Project Finance is characterized by very strong links to industries and utilities (e.g. energy, oil and gas, infrastructures, water and sanitation), and ranks among key products for international investors and banks.
Progressively, Project Finance has gained access to international public and private financial markets, through sophisticated structures based upon risk assessment and risk sharing. The course will therefore focus upon the various and numerous risks (technological, industrial, economic, financial and legal) to be considered and proactively managed in such structures.

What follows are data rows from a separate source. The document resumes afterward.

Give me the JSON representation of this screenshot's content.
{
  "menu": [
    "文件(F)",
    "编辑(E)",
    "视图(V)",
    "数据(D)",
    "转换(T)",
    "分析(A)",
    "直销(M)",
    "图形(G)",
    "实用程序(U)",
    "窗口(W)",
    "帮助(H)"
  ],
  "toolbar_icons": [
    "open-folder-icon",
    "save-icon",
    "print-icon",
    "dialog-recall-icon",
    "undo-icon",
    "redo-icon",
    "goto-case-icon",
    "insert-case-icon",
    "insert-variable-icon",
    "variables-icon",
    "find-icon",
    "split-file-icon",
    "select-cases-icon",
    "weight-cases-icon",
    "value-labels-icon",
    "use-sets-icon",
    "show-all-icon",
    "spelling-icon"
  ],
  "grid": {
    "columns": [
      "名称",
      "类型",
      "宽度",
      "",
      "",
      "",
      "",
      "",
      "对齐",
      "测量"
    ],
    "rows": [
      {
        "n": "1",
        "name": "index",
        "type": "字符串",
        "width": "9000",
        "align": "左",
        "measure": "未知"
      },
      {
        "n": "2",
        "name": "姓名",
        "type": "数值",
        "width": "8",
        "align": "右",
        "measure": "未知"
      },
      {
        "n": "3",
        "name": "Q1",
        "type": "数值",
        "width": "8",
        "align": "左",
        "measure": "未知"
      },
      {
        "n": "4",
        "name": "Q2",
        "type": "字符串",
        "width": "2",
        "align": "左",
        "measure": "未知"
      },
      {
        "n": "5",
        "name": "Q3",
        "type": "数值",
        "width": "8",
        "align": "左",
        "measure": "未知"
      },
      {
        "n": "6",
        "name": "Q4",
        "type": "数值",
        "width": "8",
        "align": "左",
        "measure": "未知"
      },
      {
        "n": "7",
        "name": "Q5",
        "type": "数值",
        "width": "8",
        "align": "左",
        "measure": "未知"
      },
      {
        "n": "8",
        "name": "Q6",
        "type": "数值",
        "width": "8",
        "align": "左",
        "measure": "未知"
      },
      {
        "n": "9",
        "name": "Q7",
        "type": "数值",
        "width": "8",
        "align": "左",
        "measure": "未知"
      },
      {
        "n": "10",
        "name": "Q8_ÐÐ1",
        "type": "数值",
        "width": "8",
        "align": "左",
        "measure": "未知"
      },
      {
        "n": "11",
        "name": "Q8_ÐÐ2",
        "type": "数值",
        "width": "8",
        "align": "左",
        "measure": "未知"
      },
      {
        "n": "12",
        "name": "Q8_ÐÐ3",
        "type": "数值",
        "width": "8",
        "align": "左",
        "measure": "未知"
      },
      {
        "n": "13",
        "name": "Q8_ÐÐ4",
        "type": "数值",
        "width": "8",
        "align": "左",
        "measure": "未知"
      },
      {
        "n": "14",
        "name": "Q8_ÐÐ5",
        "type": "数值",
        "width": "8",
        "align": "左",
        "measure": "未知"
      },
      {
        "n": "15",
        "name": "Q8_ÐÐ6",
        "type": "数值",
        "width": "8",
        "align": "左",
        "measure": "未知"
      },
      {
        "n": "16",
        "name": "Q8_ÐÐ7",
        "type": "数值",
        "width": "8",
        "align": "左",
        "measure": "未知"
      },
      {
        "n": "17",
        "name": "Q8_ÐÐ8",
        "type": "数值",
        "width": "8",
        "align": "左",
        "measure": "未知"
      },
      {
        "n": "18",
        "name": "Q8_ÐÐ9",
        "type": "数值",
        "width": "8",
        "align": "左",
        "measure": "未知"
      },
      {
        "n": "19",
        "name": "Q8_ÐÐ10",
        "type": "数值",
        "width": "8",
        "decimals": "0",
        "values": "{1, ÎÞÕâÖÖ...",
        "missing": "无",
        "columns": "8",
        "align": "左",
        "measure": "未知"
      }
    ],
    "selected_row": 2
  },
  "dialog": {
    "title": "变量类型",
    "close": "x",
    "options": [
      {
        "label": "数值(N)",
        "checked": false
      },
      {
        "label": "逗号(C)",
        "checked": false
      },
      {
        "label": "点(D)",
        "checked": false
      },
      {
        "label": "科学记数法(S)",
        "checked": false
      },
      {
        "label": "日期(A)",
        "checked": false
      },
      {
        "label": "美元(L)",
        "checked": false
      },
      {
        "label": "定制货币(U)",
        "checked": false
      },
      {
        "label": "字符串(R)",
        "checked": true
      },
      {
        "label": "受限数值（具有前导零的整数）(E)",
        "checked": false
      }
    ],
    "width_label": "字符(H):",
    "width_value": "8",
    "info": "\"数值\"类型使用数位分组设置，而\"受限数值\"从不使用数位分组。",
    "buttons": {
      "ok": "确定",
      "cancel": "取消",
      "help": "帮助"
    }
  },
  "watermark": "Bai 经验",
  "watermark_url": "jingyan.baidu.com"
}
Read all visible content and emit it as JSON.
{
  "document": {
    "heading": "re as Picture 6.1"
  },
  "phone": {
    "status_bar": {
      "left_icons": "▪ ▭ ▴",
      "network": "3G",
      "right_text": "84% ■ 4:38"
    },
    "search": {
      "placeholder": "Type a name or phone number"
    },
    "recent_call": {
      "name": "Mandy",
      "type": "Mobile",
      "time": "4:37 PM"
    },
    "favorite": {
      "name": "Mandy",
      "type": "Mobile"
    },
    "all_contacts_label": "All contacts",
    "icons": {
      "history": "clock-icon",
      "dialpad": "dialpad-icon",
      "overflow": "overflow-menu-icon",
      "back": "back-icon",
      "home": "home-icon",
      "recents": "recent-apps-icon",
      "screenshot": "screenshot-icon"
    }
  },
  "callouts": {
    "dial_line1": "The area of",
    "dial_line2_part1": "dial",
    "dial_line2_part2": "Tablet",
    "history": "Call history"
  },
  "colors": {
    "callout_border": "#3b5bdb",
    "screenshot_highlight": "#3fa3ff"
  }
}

Project Finance often involves both public and private interests. Due to increasing constraints on public budgets and investments, many countries have decided to promote Public Private Partnerships in order to foster their economic and social development. In this respect, the course will propose a presentation of the role of International Financial Institutions in developing countries.
The course will debate the difficult long term challenges international projects have to face in the context of somewhat instable geopolitical issues, sustainable development and the reinforcement of financial and banking regulations.
- The mechanisms of Project Finance
- Political and economic risks
- The PF toolkit (examples): Modeling, Securitization
- Project Finance in Developing Countries
- Sustainable finance in international projects
- PPPs and Economic and Social Development
- The role of International Financial Institutions.